Study: Pharmaceutical Sales Reps Influence Off-Label Prescribing

Drug_Sales_Rep_Limitations_Reduce_Off_Label_Drug_UIn response to concerns about pharmaceutical companies’ undue influence on medical practice and research, in particular, drug prescribing practices, a growing number of academic medical centers have instituted policies restricting the activities of pharmaceutical sales representatives.

A range of concerns has led to the stricter policies, including extensive off-label prescribing of drugs, that is, prescribing a drug for uses not approved by the Food and Drug Administration (FDA), the Wall Street Journal reports. While a physician may prescribe an approved drug for any use, manufacturers are not permitted to market or promote a drug except for approved uses. But sales reps, in face-to-face interactions with doctors and other health professionals, may be able to influence off-label prescribing. Studies have shown that limiting contact between reps and medical residents may lower their later prescribing, but that research did not look specifically at how the policies affect off-label prescribing.

A new study examines the effect sales reps may have on prescribing and how prescribing practices change when restrictions are imposed on pharmaceutical reps. The researchers focused on antidepressants and antipsychotics prescribed to children from January 2006 to June 2009. Study co-author Dr. Aaron Kesselheim, of the Harvard Medical School, explains that these drugs have a history of being prescribed off-label, although there is limited evidence about their effectiveness in pediatric use, and some children have suffered serious side effects and increased risk for other diseases. The research showed an 11 percent drop in off-label prescribing once restrictive policies were in place, according to the WSJ. Kesselheim says the policies “should not affect off-label prescribing, unless there’s an association between what the rep does and prescribing.”

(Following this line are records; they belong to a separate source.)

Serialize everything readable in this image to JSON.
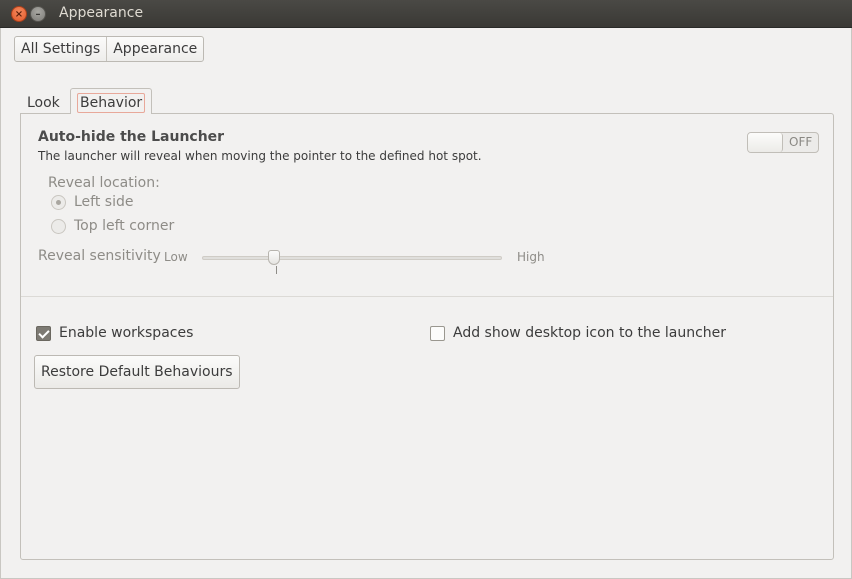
{
  "window": {
    "title": "Appearance"
  },
  "breadcrumb": {
    "items": [
      "All Settings",
      "Appearance"
    ]
  },
  "tabs": [
    {
      "label": "Look",
      "active": false
    },
    {
      "label": "Behavior",
      "active": true
    }
  ],
  "autohide": {
    "title": "Auto-hide the Launcher",
    "description": "The launcher will reveal when moving the pointer to the defined hot spot.",
    "toggle_label": "OFF",
    "enabled": false
  },
  "reveal": {
    "label": "Reveal location:",
    "options": [
      {
        "label": "Left side",
        "selected": true
      },
      {
        "label": "Top left corner",
        "selected": false
      }
    ]
  },
  "sensitivity": {
    "label": "Reveal sensitivity",
    "low_label": "Low",
    "high_label": "High",
    "value": 0.24,
    "tick": 0.245
  },
  "options": {
    "workspaces": {
      "label": "Enable workspaces",
      "checked": true
    },
    "show_desktop": {
      "label": "Add show desktop icon to the launcher",
      "checked": false
    }
  },
  "restore_label": "Restore Default Behaviours",
  "colors": {
    "titlebar": "#3c3b37",
    "close": "#e05a2b",
    "background": "#f2f1f0"
  }
}
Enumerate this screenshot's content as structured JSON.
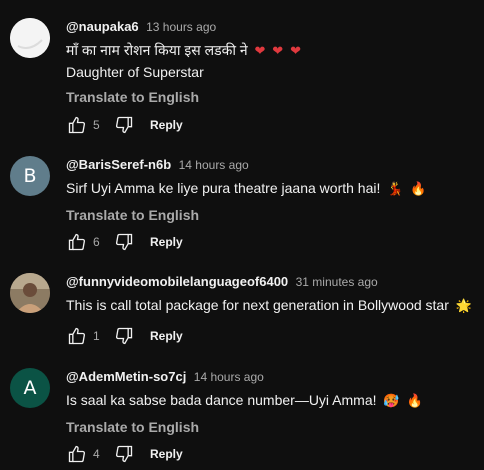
{
  "colors": {
    "background": "#0f0f0f",
    "text": "#f1f1f1",
    "secondary": "#aaaaaa",
    "heart": "#e0393e"
  },
  "comments": [
    {
      "author": "@naupaka6",
      "time": "13 hours ago",
      "avatar_type": "image",
      "avatar_icon": "white-circle-avatar",
      "lines": [
        "माँ का नाम रोशन किया इस लडकी ने",
        "Daughter of Superstar"
      ],
      "emojis": [
        "❤",
        "❤",
        "❤"
      ],
      "translate": "Translate to English",
      "likes": "5",
      "reply": "Reply"
    },
    {
      "author": "@BarisSeref-n6b",
      "time": "14 hours ago",
      "avatar_type": "letter",
      "avatar_letter": "B",
      "avatar_color": "#607d8b",
      "lines": [
        "Sirf Uyi Amma ke liye pura theatre jaana worth hai!"
      ],
      "emojis": [
        "💃",
        "🔥"
      ],
      "translate": "Translate to English",
      "likes": "6",
      "reply": "Reply"
    },
    {
      "author": "@funnyvideomobilelanguageof6400",
      "time": "31 minutes ago",
      "avatar_type": "image",
      "avatar_icon": "profile-photo-avatar",
      "lines": [
        "This is call total package for next generation in Bollywood star"
      ],
      "emojis": [
        "🌟"
      ],
      "likes": "1",
      "reply": "Reply"
    },
    {
      "author": "@AdemMetin-so7cj",
      "time": "14 hours ago",
      "avatar_type": "letter",
      "avatar_letter": "A",
      "avatar_color": "#0b5345",
      "lines": [
        "Is saal ka sabse bada dance number—Uyi Amma!"
      ],
      "emojis": [
        "🥵",
        "🔥"
      ],
      "translate": "Translate to English",
      "likes": "4",
      "reply": "Reply"
    }
  ]
}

The researchers noted that prescriptions for approved uses fell by 34 percent. With less – or possibly no – interaction with sales reps, physicians wrote fewer prescriptions for these drugs over all, according to the WSJ. Prescriptions for generic versions of the drugs rose for both off-label use (35 percent) and approved uses (14 percent). Kesselheim says these changes in prescribing reflect the impact that sales reps can have on physicians.  But, he cautions, physicians may need to turn to off-label use of a drug when an approved drug is ineffective in treating a particular condition.